4. Concluding remarks
The present work "stability analysis for yield and quality characters in seventeen genotypes and thirteen traits of turmeric (Curcuma longa L.)” was carried out to raise the normal crops. The salient findings of the study have been summarized. The ANOVA for different traits in all three environments shows significant differences by revealing a wide genetic diversity among the accessions/genotypes. Based on perse performance the genotype CIMCH14229 followed by CIMCH14171, CIMCH14130, and CIMCH14144 produced the highest rhizome yield per hectare. The PCV was higher than GCV for all the traits in all environments/years. The estimates of heritability in the broad sense were higher for all the traits in all environments with the exception of GD, STL, and STT. To conclude, rhizome yield is the most important trait which is positively and significantly associated with LL, WL, PL, LRz, RzFW, RzDW, GD, NL, STL, HP, RzT, and STT. The stability parameters revealed that no genotype exhibit average stability for all the traits. For RzFW, CIMCH14229 emerged as the most desirable genotype in all three environments/years, while CIMCH14190 was expected to be successful when grown in favorable environments. The genotypes CIMCH14171 and CIMCH14229 exhibited greater stability over a wide range of environments. For RzY, three genotypes viz., CIMCH14165, CIMCH14130, CIMCH14208 were suitable for growing in unfavorable environments. For RzY, CIMCH14107 showed suitability under only favorable environments. The stability parameters for rhizome yield revealed that CIMCH14107 and CIMCH14229 were considered stable for a wide range of environments. Additionally, the study of genotype x environment interactions and estimation of their stability parameters available in genotypes under different environmental conditions has wide scope and application.
Conflict of Interest
The authors declare that there is no conflict of interest.

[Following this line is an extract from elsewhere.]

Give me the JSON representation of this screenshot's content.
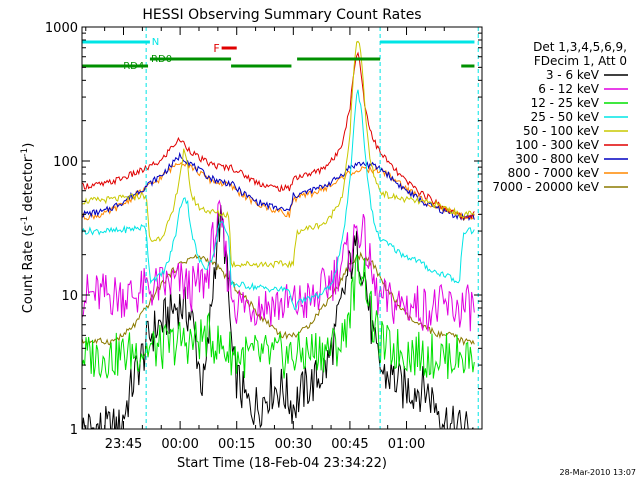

The authors are highly thankful to the Director, CSIR-CIMAP, Lucknow for providing necessary facilities and infrastructure to carry out the research work (CSIR-CIMAP Communication Number-2019/May/33). The first author is also thankful to AcSIR and CSIR New Delhi for providing Ph.D. registration and DST, New Delhi for providing Women Scientist-A fellowship. The authors gratefully acknowledge the inputs provided by Dr. Dharmendra Saikia and Danish Husain in reading, correcting and finalizing this manuscript.